On her skin, still legible after 2,500 years, ran intricate designs picked out in dark blue. The most famous covers her shoulder: a fantastical creature with the beak of a griffin, the head of a deer, and great antlers whose tips blossom into flowers. Other designs flowed down toward her hand. They are among the most complex and beautiful tattoos ever found on a body from such a remote age — not crude marks, but flowing, deliberate art, carried on living skin into the afterlife.
**She wore her art beneath her skin, and the ice kept it for twenty-five centuries — a gallery of meaning we can still see but no longer fully read.**
What the tattoos meant, we cannot say for certain. Among steppe peoples, such markings may have signalled identity, status, or spiritual belief. To look at them now is to feel the distance of the centuries and, at the same time, an unsettling closeness — the recognition of another human being who chose to adorn herself, and was remembered for it.
What her body quietly revealed
In the decades since her discovery, the Ice Maiden has been studied with great gentleness by researchers in Novosibirsk. In 2014, scientists conducted an MRI scan, and her body told them something deeply human.

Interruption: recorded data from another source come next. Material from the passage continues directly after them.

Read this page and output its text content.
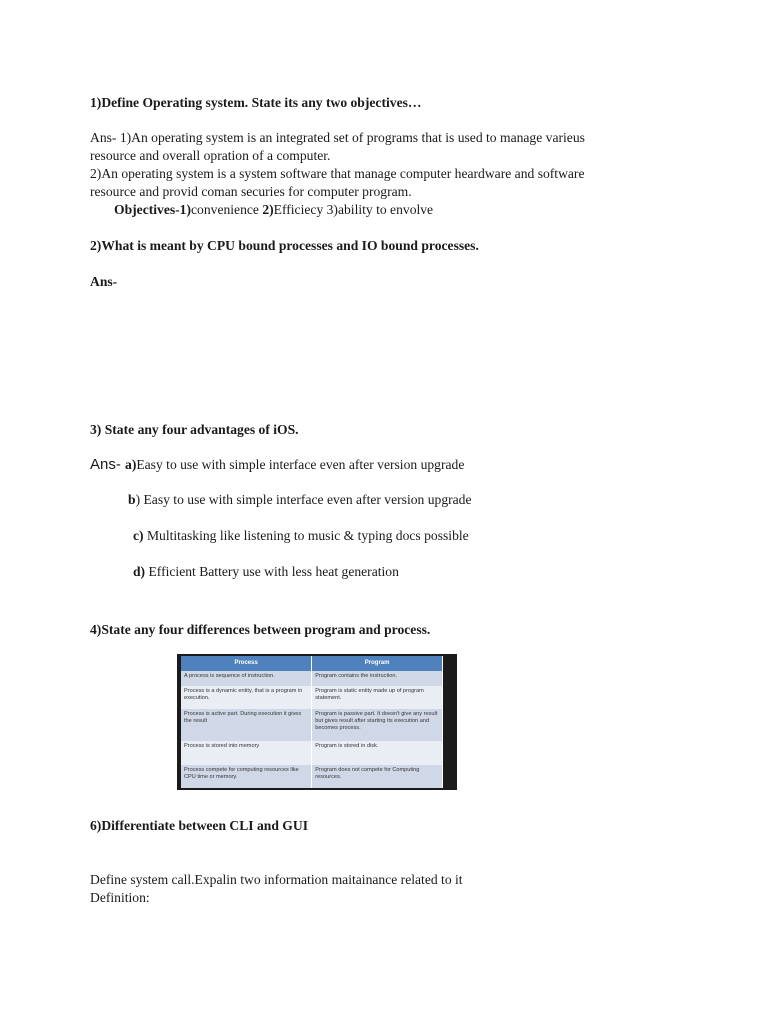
1)Define Operating system. State its any two objectives…
Ans- 1)An operating system is an integrated set of programs that is used to manage varieus
resource and overall opration of a computer.
2)An operating system is a system software that manage computer heardware and software
resource and provid coman securies for computer program.
Objectives-1)convenience 2)Efficiecy 3)ability to envolve
2)What is meant by CPU bound processes and IO bound processes.
Ans-
3) State any four advantages of iOS.
Ans- a)Easy to use with simple interface even after version upgrade
b) Easy to use with simple interface even after version upgrade
c) Multitasking like listening to music & typing docs possible
d) Efficient Battery use with less heat generation
4)State any four differences between program and process.
Process	Program
A process is sequence of instruction.	Program contains the instruction.
Process is a dynamic entity, that is a program in execution.	Program is static entity made up of program statement.
Process is active part. During execution it gives the result	Program is passive part. It doesn't give any result but gives result after starting its execution and becomes process.
Process is stored into memory	Program is stored in disk.
Process compete for computing resources like CPU time or memory.	Program does not compete for Computing resources.
6)Differentiate between CLI and GUI
Define system call.Expalin two information maitainance related to it
Definition:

The imaging suggested that she had been seriously ill. Researchers reported evidence consistent with breast cancer, alongside signs of a bone infection she may have carried since childhood or adolescence. In other words, this young woman had likely lived for years with pain and declining health before she died.
That finding cast new light on one of the objects buried with her: a small container of cannabis. Some researchers have suggested, cautiously, that she may have used it to ease her suffering — a possible glimpse of ancient medicine, and of a community caring for someone who was unwell. We should hold this gently, as a careful interpretation rather than a certainty. But it transforms her from a frozen curiosity into something far more affecting: a real person who hurt, and who was looked after.

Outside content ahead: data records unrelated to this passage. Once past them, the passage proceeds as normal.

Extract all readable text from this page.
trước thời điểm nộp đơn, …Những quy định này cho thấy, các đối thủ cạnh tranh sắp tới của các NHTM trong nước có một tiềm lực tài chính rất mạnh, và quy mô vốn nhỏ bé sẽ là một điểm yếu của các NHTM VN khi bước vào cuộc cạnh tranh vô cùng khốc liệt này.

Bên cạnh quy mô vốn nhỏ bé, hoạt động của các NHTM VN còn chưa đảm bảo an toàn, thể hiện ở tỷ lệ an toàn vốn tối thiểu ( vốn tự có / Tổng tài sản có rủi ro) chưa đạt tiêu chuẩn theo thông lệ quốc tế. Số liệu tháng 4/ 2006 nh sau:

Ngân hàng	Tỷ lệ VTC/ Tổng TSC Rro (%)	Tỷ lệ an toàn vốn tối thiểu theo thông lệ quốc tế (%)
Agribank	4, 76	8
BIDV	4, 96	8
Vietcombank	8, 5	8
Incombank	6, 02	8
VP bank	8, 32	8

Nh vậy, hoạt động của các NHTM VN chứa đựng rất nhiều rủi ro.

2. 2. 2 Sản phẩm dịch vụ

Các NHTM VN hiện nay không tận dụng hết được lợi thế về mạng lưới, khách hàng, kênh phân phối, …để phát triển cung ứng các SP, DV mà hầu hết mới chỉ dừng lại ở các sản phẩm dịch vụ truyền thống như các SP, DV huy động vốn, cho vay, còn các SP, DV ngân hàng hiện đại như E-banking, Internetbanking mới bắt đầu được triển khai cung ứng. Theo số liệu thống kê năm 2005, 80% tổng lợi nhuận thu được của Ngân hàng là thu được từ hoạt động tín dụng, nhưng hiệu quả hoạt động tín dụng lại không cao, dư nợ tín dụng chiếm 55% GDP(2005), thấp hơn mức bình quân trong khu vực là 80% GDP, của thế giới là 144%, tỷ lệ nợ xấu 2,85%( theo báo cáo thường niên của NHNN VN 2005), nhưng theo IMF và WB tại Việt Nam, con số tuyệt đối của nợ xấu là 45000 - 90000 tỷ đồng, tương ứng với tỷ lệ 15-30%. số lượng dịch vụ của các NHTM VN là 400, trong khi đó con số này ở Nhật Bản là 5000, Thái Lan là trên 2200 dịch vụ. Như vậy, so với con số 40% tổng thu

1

A rest that is still contested
The Ice Maiden’s story did not end in the laboratory. For the Indigenous people of the Altai, she is not a specimen but an ancestor — a sacred figure some call the White Lady, a guardian of their land. Many in the region were deeply troubled that her body had been removed at all, and a series of natural disasters in the years that followed were, for some, linked in feeling to that disturbance. Out of respect, these beliefs deserve to be named plainly: to the communities who hold them, her removal was a wound, not a triumph.

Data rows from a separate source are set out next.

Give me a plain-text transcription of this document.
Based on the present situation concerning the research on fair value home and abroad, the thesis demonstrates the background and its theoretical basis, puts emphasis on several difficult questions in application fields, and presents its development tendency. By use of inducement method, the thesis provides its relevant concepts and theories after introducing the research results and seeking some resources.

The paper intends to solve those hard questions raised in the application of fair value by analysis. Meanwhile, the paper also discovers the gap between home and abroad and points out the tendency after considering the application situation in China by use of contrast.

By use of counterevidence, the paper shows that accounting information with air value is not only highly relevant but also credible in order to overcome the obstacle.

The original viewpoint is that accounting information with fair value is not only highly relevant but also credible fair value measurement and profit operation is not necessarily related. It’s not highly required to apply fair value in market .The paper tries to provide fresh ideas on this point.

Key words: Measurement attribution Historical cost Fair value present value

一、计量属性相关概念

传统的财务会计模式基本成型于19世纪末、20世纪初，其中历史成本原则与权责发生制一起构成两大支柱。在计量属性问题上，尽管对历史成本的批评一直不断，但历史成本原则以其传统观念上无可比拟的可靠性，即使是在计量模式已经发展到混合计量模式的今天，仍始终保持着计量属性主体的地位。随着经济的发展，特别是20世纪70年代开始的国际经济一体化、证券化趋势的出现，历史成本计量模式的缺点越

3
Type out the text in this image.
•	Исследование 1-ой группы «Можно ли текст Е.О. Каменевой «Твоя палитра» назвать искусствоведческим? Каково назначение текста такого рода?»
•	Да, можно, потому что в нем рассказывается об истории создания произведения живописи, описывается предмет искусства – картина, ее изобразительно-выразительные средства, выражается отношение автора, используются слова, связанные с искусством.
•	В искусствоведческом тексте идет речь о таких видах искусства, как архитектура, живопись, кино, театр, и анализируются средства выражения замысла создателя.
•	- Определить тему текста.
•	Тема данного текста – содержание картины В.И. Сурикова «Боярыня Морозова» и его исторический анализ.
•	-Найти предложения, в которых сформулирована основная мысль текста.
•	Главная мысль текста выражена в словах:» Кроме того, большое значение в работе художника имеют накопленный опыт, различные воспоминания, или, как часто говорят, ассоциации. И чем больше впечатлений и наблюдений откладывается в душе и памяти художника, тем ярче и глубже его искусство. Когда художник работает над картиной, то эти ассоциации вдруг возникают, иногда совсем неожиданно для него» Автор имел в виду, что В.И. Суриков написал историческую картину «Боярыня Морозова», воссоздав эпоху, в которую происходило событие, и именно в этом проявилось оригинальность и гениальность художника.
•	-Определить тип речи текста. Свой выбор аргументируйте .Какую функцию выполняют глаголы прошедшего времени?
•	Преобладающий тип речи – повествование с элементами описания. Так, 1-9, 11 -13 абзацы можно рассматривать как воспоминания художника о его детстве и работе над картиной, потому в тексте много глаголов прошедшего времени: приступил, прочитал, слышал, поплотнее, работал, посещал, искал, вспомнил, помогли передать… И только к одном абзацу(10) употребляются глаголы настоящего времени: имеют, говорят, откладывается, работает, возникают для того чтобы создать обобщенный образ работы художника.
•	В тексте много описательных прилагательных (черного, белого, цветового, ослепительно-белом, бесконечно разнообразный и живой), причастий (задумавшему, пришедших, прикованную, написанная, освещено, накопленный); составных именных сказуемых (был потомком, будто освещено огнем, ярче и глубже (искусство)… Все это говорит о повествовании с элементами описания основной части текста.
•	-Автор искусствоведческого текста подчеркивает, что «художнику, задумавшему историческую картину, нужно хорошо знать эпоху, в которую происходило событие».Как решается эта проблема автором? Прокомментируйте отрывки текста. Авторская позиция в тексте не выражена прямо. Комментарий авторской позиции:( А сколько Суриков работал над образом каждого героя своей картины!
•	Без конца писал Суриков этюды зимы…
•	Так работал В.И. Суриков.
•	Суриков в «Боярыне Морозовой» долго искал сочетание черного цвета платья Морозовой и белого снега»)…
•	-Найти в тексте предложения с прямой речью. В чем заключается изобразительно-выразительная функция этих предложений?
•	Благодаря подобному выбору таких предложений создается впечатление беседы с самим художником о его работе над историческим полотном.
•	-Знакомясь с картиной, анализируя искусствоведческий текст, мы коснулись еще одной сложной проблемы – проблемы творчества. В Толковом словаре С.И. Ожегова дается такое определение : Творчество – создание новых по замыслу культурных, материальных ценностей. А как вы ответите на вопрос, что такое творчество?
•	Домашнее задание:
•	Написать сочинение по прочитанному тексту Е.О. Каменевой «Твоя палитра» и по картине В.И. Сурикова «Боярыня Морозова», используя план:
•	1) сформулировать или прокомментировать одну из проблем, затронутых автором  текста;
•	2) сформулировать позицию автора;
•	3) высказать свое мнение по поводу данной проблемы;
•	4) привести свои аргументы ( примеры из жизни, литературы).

There have been formal efforts to have her returned to the earth. A court in Gorno-Altaisk considered and ultimately rejected a demand for her reburial, and she now rests in a specially designed chamber at the National Museum of the Altai Republic, kept in carefully controlled conditions and shown with a measure of solemnity. The debate over where she truly belongs — in a museum, or back in the ground that held her for so long — has no easy answer. It sits at the difficult meeting point of science, heritage, and the dignity owed to the dead.
Why she stays with us
There is a reason the Siberian Ice Maiden moves people far beyond the world of archaeology. She is not a treasure or a trophy. She is a young woman, ill and far from us in time, who was dressed in silk, marked with art, and sent on her way with horses and care by people who loved or honoured her. The ice simply refused to let her be forgotten.
To meet her is to feel, very directly, the thread that runs between us and the deep past — the realisation that grief, beauty, illness and tenderness are not modern inventions but ancient and shared. She reminds us that the people of the steppe were not myths or statistics, but individuals, each with a body and a story.